The way DPCM works, is that instead of each sample-value being stored or transmitted, only the exact difference between two consecutive sample-values is stored. And this subject is sometimes explained, as though software engineers had two ways to go about encoding it:
- Simply subtract the current sample-value from the previous one and output it,
- Create a local copy, of what the decoder would do, if the previous sample-differences had been decoded, and output the difference between the current sample-value, and what this local model regenerated.
What happens when DPCM is used directly, is that a smaller field of bits can be used as data, let’s say ‘4’ instead of ‘8’. But then, a problem quickly becomes obvious: Unless the uncompressed signal was very low in higher-frequency components – frequencies above 1/3 the Nyquist-Frequency – a step in the 8-bit sample-values could take place, which is too large to represent as a 4-bit number. And given this possibility, it would seem that only approach (2) will give the correct result, which would be, that the decoded sample-values will slew, where the original values had a step, but slew back to an originally-correct, low-frequency value.

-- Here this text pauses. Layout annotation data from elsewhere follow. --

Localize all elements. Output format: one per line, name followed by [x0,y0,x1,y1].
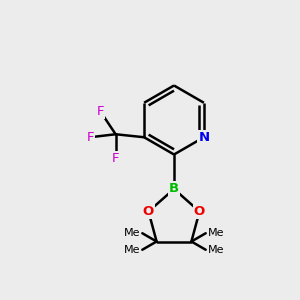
Text: Me: Me [208,228,225,238]
Text: F: F [112,152,119,165]
Text: F: F [97,105,104,118]
Text: F: F [86,131,94,144]
Text: O: O [143,205,154,218]
Text: Me: Me [208,245,225,255]
Text: Me: Me [123,228,140,238]
Text: Me: Me [123,245,140,255]
Text: N: N [198,131,209,144]
Text: O: O [194,205,205,218]
Text: B: B [169,182,179,196]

But then we’d still be left with the advantage, of fixed field-widths, and thus, a truly Constant Bitrate (CBR).
But because according to today’s customs, the signal is practically guaranteed to be rich in its higher-frequency components, a derivative of DPCM has been devised, which is called ‘ADPCM’ – Adaptive Differential Pulse-Code Modulation. When encoding ADPCM, each sample-difference is quantized, according to a quantization-step – aka scale-factor – that adapts to how high the successive differences are at any time. But again, as long as we include the scale-factor as part of (small) header-information for an audio-format, that’s organized into blocks, we can achieve fixed field-sizes and fixed block-sizes again, and thus also achieve true CBR.
(Updated 03/07/2018 : )
(As of 03/06/2018 : )
But with ADPCM, it’s absolutely essential, to use approach (2) above, when encoding. Because, as the quantization-step changes, there is no longer any guarantee that the sample-values which will result from the summation upon decoding, will ever come back to what the original values were, before encoding. If the encoder was using a local model of the decoder, then at least this will be so for the lowest-frequency components.

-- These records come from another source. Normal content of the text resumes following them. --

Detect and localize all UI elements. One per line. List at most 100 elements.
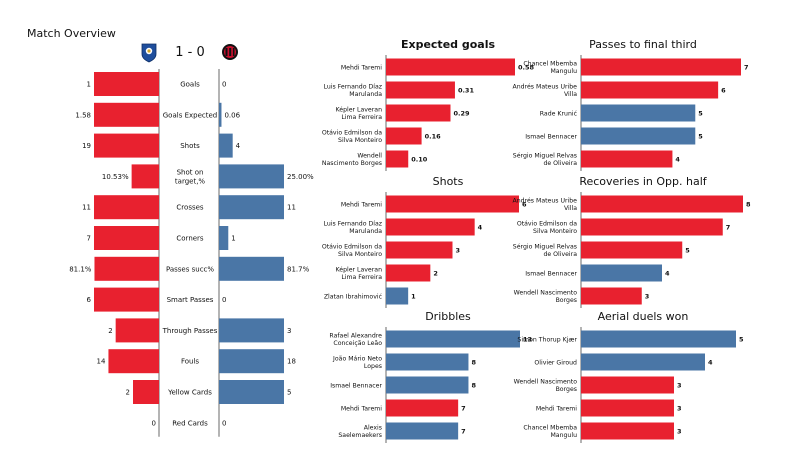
player-value: 0.31 xyxy=(458,87,475,95)
player-name: Zlatan Ibrahimović xyxy=(324,292,383,300)
player-name: Rafael Alexandre Conceição Leão xyxy=(329,333,382,348)
overview-away-bar xyxy=(219,195,284,220)
player-bar xyxy=(386,264,431,282)
player-name: Otávio Edmilson da Silva Monteiro xyxy=(517,220,577,236)
overview-away-value: 0 xyxy=(222,81,226,89)
overview-away-bar xyxy=(219,133,233,158)
player-bar xyxy=(581,218,723,236)
panel-title: Expected goals xyxy=(401,38,496,51)
milan-crest-icon xyxy=(222,44,238,60)
overview-category-label: Smart Passes xyxy=(167,296,214,304)
player-value: 0.16 xyxy=(425,133,442,141)
overview-home-value: 10.53% xyxy=(102,173,129,181)
player-value: 5 xyxy=(698,110,703,118)
overview-home-bar xyxy=(94,256,159,281)
player-panel: Recoveries in Opp. half 8 Andrés Mateus Ur… xyxy=(513,175,751,308)
player-panel: Aerial duels won 5 Simon Thorup Kjær 4 Olivi… xyxy=(514,310,744,443)
overview-home-value: 7 xyxy=(87,235,91,243)
player-value: 0.29 xyxy=(454,110,471,118)
player-value: 7 xyxy=(461,405,466,413)
player-value: 5 xyxy=(685,247,690,255)
player-panel: Shots 6 Mehdi Taremi 4 Luis Fernando Díaz Mar… xyxy=(322,175,527,308)
player-bar xyxy=(386,287,409,305)
player-name: Chancel Mbemba Mangulu xyxy=(523,425,577,440)
player-value: 8 xyxy=(471,382,476,390)
page-title: Match Overview xyxy=(27,27,116,40)
overview-away-value: 1 xyxy=(231,235,235,243)
overview-away-value: 18 xyxy=(287,358,296,366)
overview-category-label: Yellow Cards xyxy=(167,389,212,397)
player-bar xyxy=(581,104,696,122)
player-name: Wendell Nascimento Borges xyxy=(514,290,578,305)
player-bar xyxy=(386,376,469,394)
player-bar xyxy=(581,81,719,99)
player-bar xyxy=(581,353,705,371)
player-name: Mehdi Taremi xyxy=(341,201,382,208)
overview-away-bar xyxy=(219,349,284,374)
player-bar xyxy=(386,330,520,348)
overview-home-value: 1 xyxy=(87,81,91,89)
player-value: 2 xyxy=(433,270,438,278)
player-name: Luis Fernando Díaz Marulanda xyxy=(324,83,383,99)
overview-category-label: Red Cards xyxy=(172,419,208,427)
overview-home-bar xyxy=(108,349,159,374)
player-value: 4 xyxy=(665,270,670,278)
player-bar xyxy=(581,241,683,259)
player-name: Sérgio Miguel Relvas de Oliveira xyxy=(513,152,577,168)
overview-away-value: 0 xyxy=(222,419,226,427)
player-value: 8 xyxy=(746,201,751,209)
player-bar xyxy=(581,287,642,305)
overview-home-bar xyxy=(94,287,159,312)
player-value: 0.10 xyxy=(411,156,428,164)
overview-category-label: Through Passes xyxy=(162,327,218,335)
overview-category-label: Shots xyxy=(180,142,200,150)
panel-title: Dribbles xyxy=(425,310,471,323)
player-bar xyxy=(386,218,475,236)
match-overview-chart: 1 0 Goals 1.58 0.06 Goals Expected 19 4 Shots 10.… xyxy=(69,69,314,437)
player-bar xyxy=(581,376,674,394)
player-value: 4 xyxy=(478,224,483,232)
overview-home-bar xyxy=(94,195,159,220)
panel-title: Passes to final third xyxy=(589,38,697,51)
player-name: Chancel Mbemba Mangulu xyxy=(523,61,577,76)
player-bar xyxy=(581,264,662,282)
player-name: Luis Fernando Díaz Marulanda xyxy=(324,220,383,236)
overview-home-value: 6 xyxy=(87,296,92,304)
overview-away-value: 3 xyxy=(287,327,291,335)
player-value: 6 xyxy=(721,87,726,95)
overview-home-value: 1.58 xyxy=(75,111,91,119)
overview-home-value: 2 xyxy=(108,327,112,335)
player-name: Alexis Saelemaekers xyxy=(338,425,382,440)
overview-away-value: 11 xyxy=(287,204,296,212)
player-value: 13 xyxy=(523,336,532,344)
overview-category-label: Goals xyxy=(180,81,200,89)
panel-title: Recoveries in Opp. half xyxy=(579,175,707,188)
player-bar xyxy=(386,195,519,213)
player-value: 1 xyxy=(411,293,416,301)
player-name: Mehdi Taremi xyxy=(341,64,382,71)
player-bar xyxy=(386,422,459,440)
player-bar xyxy=(386,241,453,259)
player-name: Andrés Mateus Uribe Villa xyxy=(513,197,578,213)
overview-away-value: 4 xyxy=(236,142,241,150)
player-name: Ismael Bennacer xyxy=(330,382,382,389)
overview-category-label: Shot on target,% xyxy=(175,168,206,185)
player-name: Andrés Mateus Uribe Villa xyxy=(513,83,578,99)
overview-away-bar xyxy=(219,164,284,189)
player-bar xyxy=(386,81,455,99)
player-name: Képler Laveran Lima Ferreira xyxy=(336,266,383,282)
player-name: Otávio Edmilson da Silva Monteiro xyxy=(322,129,382,145)
player-bar xyxy=(581,330,736,348)
player-value: 4 xyxy=(708,359,713,367)
player-value: 3 xyxy=(677,428,682,436)
player-panel: Expected goals 0.58 Mehdi Taremi 0.31 Luis F… xyxy=(322,38,535,171)
player-name: João Mário Neto Lopes xyxy=(332,355,382,371)
player-value: 3 xyxy=(677,405,682,413)
player-name: Képler Laveran Lima Ferreira xyxy=(336,106,383,122)
overview-away-value: 81.7% xyxy=(287,265,310,273)
overview-away-bar xyxy=(219,226,229,250)
player-bar xyxy=(581,195,743,213)
overview-away-bar xyxy=(219,318,284,343)
overview-away-value: 0 xyxy=(222,296,226,304)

BTW: ADPCM is lossy compression, because of the quantization.
(Edit 03/07/2018 : )
There’s a certain refinement which I can suggest. If we were to assume for the moment, that ‘a block contains 64 samples’, then
For the sake of determining the optimum quantization-step / scale factor, when encoding:
- The first difference to be computed would be between the last decoder-output and the first input-sample of the block, followed by ’63’ mere differences between input block-samples.
- Alternatively, since header-information is already being spent, to define the scale factor, which could have as many bits as the input-samples have bits, one input-sample could just as easily be made a part of this overhead, after which ’63’ samples could follow through differentiation.
- Even though the arithmetic is (unusually) in the integer-domain, the equivalent of adding (0.5) to the largest-possible positive integer out of signed ones, to be output, should still be computed, and a computed scale factor would never be less than (1). This can be simulated with integers, by left-shifting both the largest difference to be input, and the largest-possible integer output, adding (1) to the divisor, dividing, and adding (1) to the quotient again if zero.